おかしいな、目を擦って錯覚を振り払う。


「念の為言っておくけどうまくいかな、いや、なんでもない」

「ん?」

「んーん、うまくいかないこともあるよって言おうとしたけど、羽地くんなら私がいなくても余裕で成功するのでは?と思っただけ。大丈夫、あなたさまなら失敗しないわ」


 お決まりの前口上を述べようとしたのだが、この美少年からの告白を断る女の子って想像もつかないので途中で言葉を取り消した。

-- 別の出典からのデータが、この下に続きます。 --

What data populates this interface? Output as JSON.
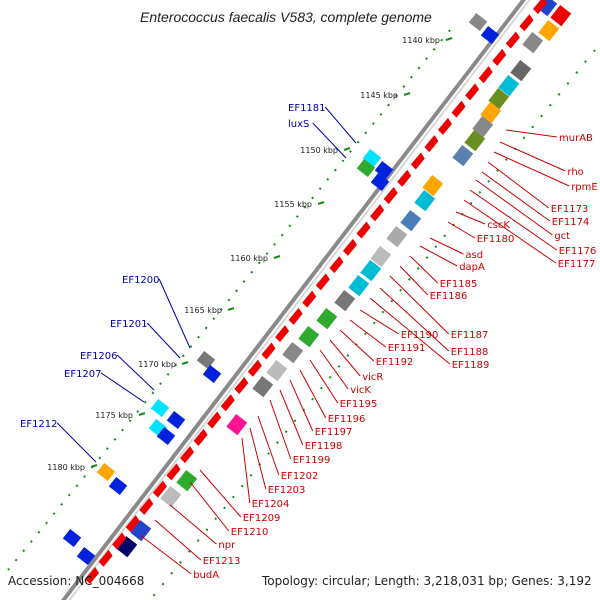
{
  "title": "Enterococcus faecalis V583, complete genome",
  "accession": "Accession: NC_004668",
  "summary": "Topology: circular; Length: 3,218,031 bp; Genes: 3,192",
  "colors": {
    "backbone": "#8a8a8a",
    "kbp_tick": "#1a8a1a",
    "right_label": "#cc0000",
    "left_label": "#0000aa",
    "gene_red": "#ee0000",
    "gene_blue": "#0022dd"
  },
  "kbp_labels": [
    "1140 kbp",
    "1145 kbp",
    "1150 kbp",
    "1155 kbp",
    "1160 kbp",
    "1165 kbp",
    "1170 kbp",
    "1175 kbp",
    "1180 kbp"
  ],
  "right_genes": [
    "murAB",
    "rho",
    "rpmE",
    "EF1173",
    "EF1174",
    "gct",
    "EF1176",
    "EF1177",
    "cscK",
    "EF1180",
    "asd",
    "dapA",
    "EF1185",
    "EF1186",
    "EF1187",
    "EF1188",
    "EF1189",
    "EF1190",
    "EF1191",
    "EF1192",
    "vicR",
    "vicK",
    "EF1195",
    "EF1196",
    "EF1197",
    "EF1198",
    "EF1199",
    "EF1202",
    "EF1203",
    "EF1204",
    "EF1209",
    "EF1210",
    "npr",
    "EF1213",
    "budA"
  ],
  "left_genes": [
    "EF1181",
    "luxS",
    "EF1200",
    "EF1201",
    "EF1206",
    "EF1207",
    "EF1212"
  ]
}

 すると、嬉しそうに見えない尻尾を振りながら尋ねてくる。
 彼はわかりやすく浮かれており、語尾が跳ねていた。


「そうかな? 吉木さん、そう思う?」

「てか、羽地くんって彼女いないんだね。かっこいいから他校とか歳上とかと付き合ってると思ってた」

「え! ぜんぜんだよ、モテないし」

「いやいやいや、王子様が何を仰る」

「オージって名前なだけでしょ」

「地元、八王子?」

「そのつまんないの、め〜っちゃ言われるけど違います」


 下唇を突き出して挑発してくる羽地くんは、異次元に整った顔立ちをしているとどんな表情でも無条件にかわいくなってしまうという仮定を証明していた。

 モテるはずだわ、こんなの。

 ちなみに、うちに来た女の子の告白でこれまでに成就しなかった告白のほとんどが相手が羽地央慈だった場合である。

 つまりうちの成就率という信頼を下げているのは彼なので、迷惑料?みたいなのを支払ってもらいたいくらいだ。

 相手にしたらなんのこっちゃだろうけど。